In short, initial exposure to neuroleptics put patients onto a path where they would likely need the drugs for life. Yet—and this was the second haunting aspect to this story of medicine—staying on the drugs regularly led to a bad end. Over time, Chouinard and Jones noted, the dopaminergic pathways tended to become permanently dysfunctional. They became
irreversibly
stuck in a hyperactive state,
and soon the patient’s tongue was slipping rhythmically in and out of his mouth (tardive dyskinesia) and psychotic symptoms were worsening (tardive psychosis). Doctors would then need to prescribe higher doses of antipsychotics to tamp down those tardive symptoms. “The most efficacious treatment is the causative agent itself, the neuroleptic,” Chouinard and Jones said.

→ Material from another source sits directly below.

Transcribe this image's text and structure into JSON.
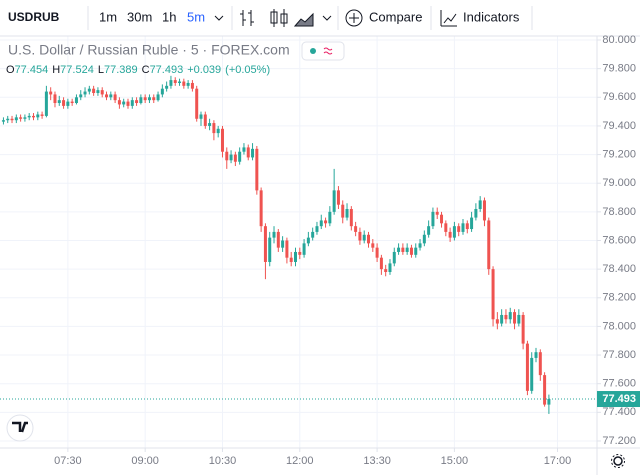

Over the next few years, Chouinard and Jones continued to flesh out and test their hypothesis. In 1982, they reported that 30 percent of 216 schizophrenia outpatients they studied showed signs of tardive psychosis.
36
They also observed that it tended to afflict those patients who, at initial diagnosis, had a “good prognosis,” and thus would have had a chance to fare well over the long term if they had never been exposed to neuroleptics. These were the “placebo responders” who had fared best in the studies conducted by Rappaport and Mosher, and now Chouinard and Jones were reporting that they were becoming chronically psychotic after years of taking antipsychotics. Finally, Chouinard quantified the risk, reporting that tardive psychosis seemed to develop at a slightly slower rate than tardive dyskinesia. It afflicted 3 percent of patients a year, with the result that after fifteen years on the drugs, perhaps 45 percent suffered from it. When tardive psychosis sets in, Chouinard added, “the illness appears worse” than ever before. “New schizophrenic or original symptoms of greater severity will appear.”
37

Animal studies confirmed this picture too. Philip Seeman reported that antipsychotics caused an increase in D
2
receptors in rats, and while the density of these receptors could revert to normal if the drug was withdrawn (he reported that for every month of exposure, it took two months for renormalization to occur), at some point the increase in receptors became irreversible.
38

In 1984, Swedish physician Lars Martensson, in a presentation at the World Federation of Mental Health Conference in Copenhagen, summed up the devastating bottom line. “The use of neuroleptics is a trap,” he said. “It is like having a psychosis-inducing agent built into the brain.”
39

A Crazy Idea … Or Not?

This was the view of neuroleptics that came together in the early 1980s, and it was a story of science at its best. Psychiatrists saw that the drugs “worked.” They saw that antipsychotics knocked down psychotic symptoms, and they observed that patients who stopped taking their medications regularly became psychotic again. Scientific tests reinforced their clinical perceptions. Six-week trials proved the drugs were effective. Relapse studies proved that patients should be maintained on the drugs. Yet once researchers came to understand how the drugs acted on the brain, and once they began investigating why patients were developing tardive dyskinesia and why they were becoming so chronically ill, then this
counterintuitive
picture of the drugs—that they were increasing the likelihood that patients would become chronically ill—emerged. It was Chouinard and Jones who explicitly connected all the dots, and for a time, their work did stir up a hornet’s nest within psychiatry. One physician, at a meeting where the two McGill University doctors spoke, asked in astonishment: “I put my patients on neuroleptics because they’re psychotic. Now you’re saying that the same drug that controls their schizophrenia also causes a psychosis?”